L’Europe semble au bord de l’implosion, et le monde disserte de la question européenne comme jadis les européens traitaient de « la question orientale » ! C’est le résultat de son histoire singulière, chaque grand défi appelant de grandes réponses, mais soulevant de nouveaux problèmes… La réponse aux guerres de religion qui ont déchiré l’Europe a été l’absolutisme étatique, mais surtout la sécularisation entendue comme une sortie de la religion. La réponse à la brutalité de l’essor du capitalisme a été le socialisme et finalement l’Europe sociale. La réponse aux pouvoirs totalitaires du XXe siècle a été la démocratie et les Droits de l’Homme, mais aussi finalement un immense affaiblissement politique. Or cette faiblesse est très dangereuse dans une époque comme la nôtre, une époque de périls mais aussi de réorientations énergiques nécessaires face aux fractures migratoires, aux fractures sociales, aux sociétés qui se défont, face aussi aux périls écologiques planétaires, et même face au choc des cultures, ou des incultures.

Il faut dire que l’Europe, et l’ensemble du monde « moderne » dont elle a été, pour le meilleur et pour le pire, le héraut, sont victimes d’un triple mythe, qui provient lointainement peut-être d’une certaine théologie du salut, ou peut-être des Lumières, mais qui s’impose au XIXe et au XXe siècles : le mythe du dépérissement de l’État, celui du dépérissement du Capital, et celui du dépérissement de la Religion. C’est à l’ombre de ce mythe du dépérissement qu’on a vu se déployer les États les plus totalitaires de l’histoire humaine, que s’étend aujourd’hui le capitalisme le plus prédateur, et que nous arrivent des formes de religion ensauvagées, justement parce que nous avons renoncé à les canaliser, à les instituer et les réguler. Le paradoxe, c’est que ce sont les pays les plus marqués par la croyance dans la fin inéluctable du capitalisme qui se trouvent aujourd’hui parmi les pays où le capitalisme le plus dérégulé propage ses effets les plus désastreux. Le mythe du dépérissement de la religion, semblablement, a autorisé la prolifération d’un n’importe quoi religieux, à la fois hors institutions et hors tradition critique, ce qui a interdit d’en penser tant les formes spécifiques de « légitimité » que les « maux » spécifiques, irréductibles à des effets de la misère économique ou de l’oppression politique. En démantelant les institutions du marché, du politique, et de la foi (c’est-à-dire aussi de la parole), l’ultralibéralisme actuel, sur les trois registres, a porté et amplifié ce mythe dérégulateur qui continue à faire le lit d’une société de prédateurs, de chacun pour soi et de mafias, qui porte aujourd’hui son ombre sur notre monde, le seul monde que nous ayons.

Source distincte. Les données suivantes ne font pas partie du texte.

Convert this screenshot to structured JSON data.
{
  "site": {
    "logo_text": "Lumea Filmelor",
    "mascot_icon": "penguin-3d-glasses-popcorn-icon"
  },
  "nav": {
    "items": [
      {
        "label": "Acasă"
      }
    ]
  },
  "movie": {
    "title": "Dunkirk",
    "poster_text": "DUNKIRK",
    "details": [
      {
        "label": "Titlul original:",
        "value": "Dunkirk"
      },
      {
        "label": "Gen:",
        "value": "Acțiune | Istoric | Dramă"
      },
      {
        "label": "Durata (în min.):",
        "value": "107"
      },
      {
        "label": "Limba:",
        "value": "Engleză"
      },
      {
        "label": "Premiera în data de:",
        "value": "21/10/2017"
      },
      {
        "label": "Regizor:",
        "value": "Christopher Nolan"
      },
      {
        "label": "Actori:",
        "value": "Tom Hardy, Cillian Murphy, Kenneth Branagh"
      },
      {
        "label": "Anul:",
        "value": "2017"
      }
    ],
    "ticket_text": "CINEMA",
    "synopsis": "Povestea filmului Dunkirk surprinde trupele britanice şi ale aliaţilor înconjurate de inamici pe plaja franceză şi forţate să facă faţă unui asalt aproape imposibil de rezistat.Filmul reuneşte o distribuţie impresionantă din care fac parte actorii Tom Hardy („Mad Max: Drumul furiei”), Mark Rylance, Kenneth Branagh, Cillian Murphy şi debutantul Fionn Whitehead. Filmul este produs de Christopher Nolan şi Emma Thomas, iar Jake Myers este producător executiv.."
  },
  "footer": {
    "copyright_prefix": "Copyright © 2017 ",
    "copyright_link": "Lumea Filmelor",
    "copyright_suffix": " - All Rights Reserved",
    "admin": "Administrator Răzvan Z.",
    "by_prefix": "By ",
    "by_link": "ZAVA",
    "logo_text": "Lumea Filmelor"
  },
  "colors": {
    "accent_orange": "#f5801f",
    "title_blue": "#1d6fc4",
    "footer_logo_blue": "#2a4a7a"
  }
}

Je voudrais ici me concentrer sur cette sympathique irreligion qui fait l’exception européenne dans un monde globalement très religieux. Cette irreligion est certainement le résultat lointain des guerres de religion qui ont ravagé l’Europe entre la Réforme et les Lumières. Nous avons cru à la sortie de la religion. Nous nous sommes voulus la religion de la sortie de la religion. Nous sommes ainsi en Europe dans une société post-chrétienne, c’est-à-dire une société qui n’est au fond pas susceptible de « missions », ni d’une quelconque « évangélisation ». C’est justement qu’avant l’apparition d’une religion la société en était vierge, mais qu’après la société en est vaccinée. Tant mieux à certains égards, face à des épidémies parfois dangereuses. Mais cette immunisation peut aussi s’avérer une insensibilisation et même une impuissance, et on risque d’évider, de détruire méthodiquement le « noyau éthico-mythique » qui faisait le cœur de notre culture, de notre civilisation. L’illusion philosophique, bien remarquée par Jean-Luc Nancy dans sa Déconstruction du christianisme, est de croire que nous pouvons nous situer en dehors du christianisme, d’un coup et en bloc, sans mesurer à quel point par tous les bouts nous sommes encore dedans, et cette impuissance à comprendre ce passé qui ne passe pas est aussi une impuissance à critiquer vraiment notre présent.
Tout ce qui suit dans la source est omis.